Without a Russian passport, many Russians in Turkmenistan fear they will not be able to leave the former Soviet Republic for visits home, or that they could be stripped of basic rights such as property ownership and access to education.

The Turkmen president has said clearly that anyone who wants to retain dual citizenship should not be allowed to remain in Turkmenistan.

President Niyazov also took additional steps this week that only added to Russian concerns, especially in ordering the creation of a special commission to investigate each and every case of Russian citizenship granted to citizens of Turkmenistan.

Speaking on national television, Mr. Niyazov also said a number of amendments aimed at enhancing security would be introduced to the Turkmen Constitution.
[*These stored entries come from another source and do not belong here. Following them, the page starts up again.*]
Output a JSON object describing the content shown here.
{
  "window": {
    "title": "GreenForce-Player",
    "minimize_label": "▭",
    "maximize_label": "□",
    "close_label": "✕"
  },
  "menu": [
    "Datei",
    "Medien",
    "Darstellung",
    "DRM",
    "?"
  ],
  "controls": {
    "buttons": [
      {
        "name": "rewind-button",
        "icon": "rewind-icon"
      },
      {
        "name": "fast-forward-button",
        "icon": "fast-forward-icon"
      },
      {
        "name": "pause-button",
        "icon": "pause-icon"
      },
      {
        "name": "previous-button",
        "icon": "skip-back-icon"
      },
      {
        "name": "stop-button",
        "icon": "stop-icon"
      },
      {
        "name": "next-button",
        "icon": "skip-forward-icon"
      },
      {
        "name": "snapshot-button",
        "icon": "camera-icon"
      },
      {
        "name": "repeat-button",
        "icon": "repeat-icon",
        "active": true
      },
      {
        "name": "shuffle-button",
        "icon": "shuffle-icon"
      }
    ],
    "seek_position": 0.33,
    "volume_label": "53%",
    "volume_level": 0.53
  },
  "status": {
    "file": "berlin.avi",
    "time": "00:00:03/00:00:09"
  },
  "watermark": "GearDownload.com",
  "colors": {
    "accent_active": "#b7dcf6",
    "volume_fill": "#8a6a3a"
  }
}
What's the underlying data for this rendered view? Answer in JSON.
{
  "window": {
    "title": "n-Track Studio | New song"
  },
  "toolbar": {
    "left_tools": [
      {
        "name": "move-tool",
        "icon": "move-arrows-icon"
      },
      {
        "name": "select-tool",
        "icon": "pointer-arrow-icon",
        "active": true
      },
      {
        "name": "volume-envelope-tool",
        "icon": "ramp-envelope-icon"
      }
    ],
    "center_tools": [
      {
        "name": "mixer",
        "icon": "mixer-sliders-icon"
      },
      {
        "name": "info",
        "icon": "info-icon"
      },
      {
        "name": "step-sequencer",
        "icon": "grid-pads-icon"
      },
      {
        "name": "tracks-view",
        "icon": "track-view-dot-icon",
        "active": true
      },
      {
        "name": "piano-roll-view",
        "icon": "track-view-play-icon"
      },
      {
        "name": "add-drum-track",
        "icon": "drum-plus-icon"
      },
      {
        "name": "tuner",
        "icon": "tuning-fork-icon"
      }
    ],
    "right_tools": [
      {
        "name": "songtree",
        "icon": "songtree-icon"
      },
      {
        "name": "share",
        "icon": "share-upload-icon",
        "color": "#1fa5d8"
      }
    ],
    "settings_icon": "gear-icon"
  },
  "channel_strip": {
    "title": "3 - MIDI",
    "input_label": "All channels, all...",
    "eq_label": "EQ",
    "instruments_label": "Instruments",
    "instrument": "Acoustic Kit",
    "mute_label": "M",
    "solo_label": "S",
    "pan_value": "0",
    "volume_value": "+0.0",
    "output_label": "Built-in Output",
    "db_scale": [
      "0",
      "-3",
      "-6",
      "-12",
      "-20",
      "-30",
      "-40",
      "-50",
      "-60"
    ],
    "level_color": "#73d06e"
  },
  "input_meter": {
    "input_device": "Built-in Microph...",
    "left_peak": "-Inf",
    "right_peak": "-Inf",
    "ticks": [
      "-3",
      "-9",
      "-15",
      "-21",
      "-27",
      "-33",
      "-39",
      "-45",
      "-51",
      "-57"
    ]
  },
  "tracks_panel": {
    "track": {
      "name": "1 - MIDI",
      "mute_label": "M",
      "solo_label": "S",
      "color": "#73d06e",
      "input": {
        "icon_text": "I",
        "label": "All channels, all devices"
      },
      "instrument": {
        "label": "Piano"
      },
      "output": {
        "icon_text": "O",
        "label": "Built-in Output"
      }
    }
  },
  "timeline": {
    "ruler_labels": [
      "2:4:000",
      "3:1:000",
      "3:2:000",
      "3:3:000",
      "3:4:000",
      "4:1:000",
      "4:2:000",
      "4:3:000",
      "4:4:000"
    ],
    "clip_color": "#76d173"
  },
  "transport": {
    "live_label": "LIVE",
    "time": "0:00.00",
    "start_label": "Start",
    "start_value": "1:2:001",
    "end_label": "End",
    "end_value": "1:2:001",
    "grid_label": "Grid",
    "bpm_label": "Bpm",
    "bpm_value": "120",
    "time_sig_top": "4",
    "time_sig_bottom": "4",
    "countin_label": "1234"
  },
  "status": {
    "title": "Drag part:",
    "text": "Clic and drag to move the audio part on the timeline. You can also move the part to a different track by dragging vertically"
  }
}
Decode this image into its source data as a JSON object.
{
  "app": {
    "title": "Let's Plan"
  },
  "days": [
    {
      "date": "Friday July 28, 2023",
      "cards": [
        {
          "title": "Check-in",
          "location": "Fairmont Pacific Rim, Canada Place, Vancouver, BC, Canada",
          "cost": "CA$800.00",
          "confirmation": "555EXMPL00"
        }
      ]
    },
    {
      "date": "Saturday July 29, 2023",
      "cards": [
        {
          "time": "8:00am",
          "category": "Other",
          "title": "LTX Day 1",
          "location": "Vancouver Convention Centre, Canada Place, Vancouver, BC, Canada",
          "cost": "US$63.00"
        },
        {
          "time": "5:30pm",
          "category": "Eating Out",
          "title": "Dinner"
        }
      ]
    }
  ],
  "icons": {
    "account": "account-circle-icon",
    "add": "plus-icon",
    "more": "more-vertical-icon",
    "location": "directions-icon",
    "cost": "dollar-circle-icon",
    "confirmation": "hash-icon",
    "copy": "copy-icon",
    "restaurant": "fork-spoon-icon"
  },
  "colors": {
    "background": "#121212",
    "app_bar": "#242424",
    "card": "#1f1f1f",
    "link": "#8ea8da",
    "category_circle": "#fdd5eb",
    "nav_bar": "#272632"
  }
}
He declined to provide specifics. But Russia's Interfax news agency reports that the proposed amendments would ban Turkmen citizens from obtaining other citizenships, as well as granting security services broader powers to conduct document checks and examine foreigners.

"I cannot imagine the next development in this direction, because nowadays Turkmenistan is even much more totalitarian than it was under [the former] Soviet Union," said Alexei Malashenko, a Central Asia expert with the Moscow Carnegie Center, who views the announced measures with alarm. "I think that practically they do not need more, let us say, protections to resolve some questions with security. But at the same time, after [an attempted] coup d'etat last November, Turkmenbashi is afraid that somebody else may pretend [presume] to occupy his position."

President Niyazov, who prefers to be called Turkmenbashi, the father of all Turkmens, has increasingly cast dual citizens as a threat since an alleged attempt on his life last November in which, he said, several dual citizens were involved. Mr. Niyazov declared himself president for life in 1999.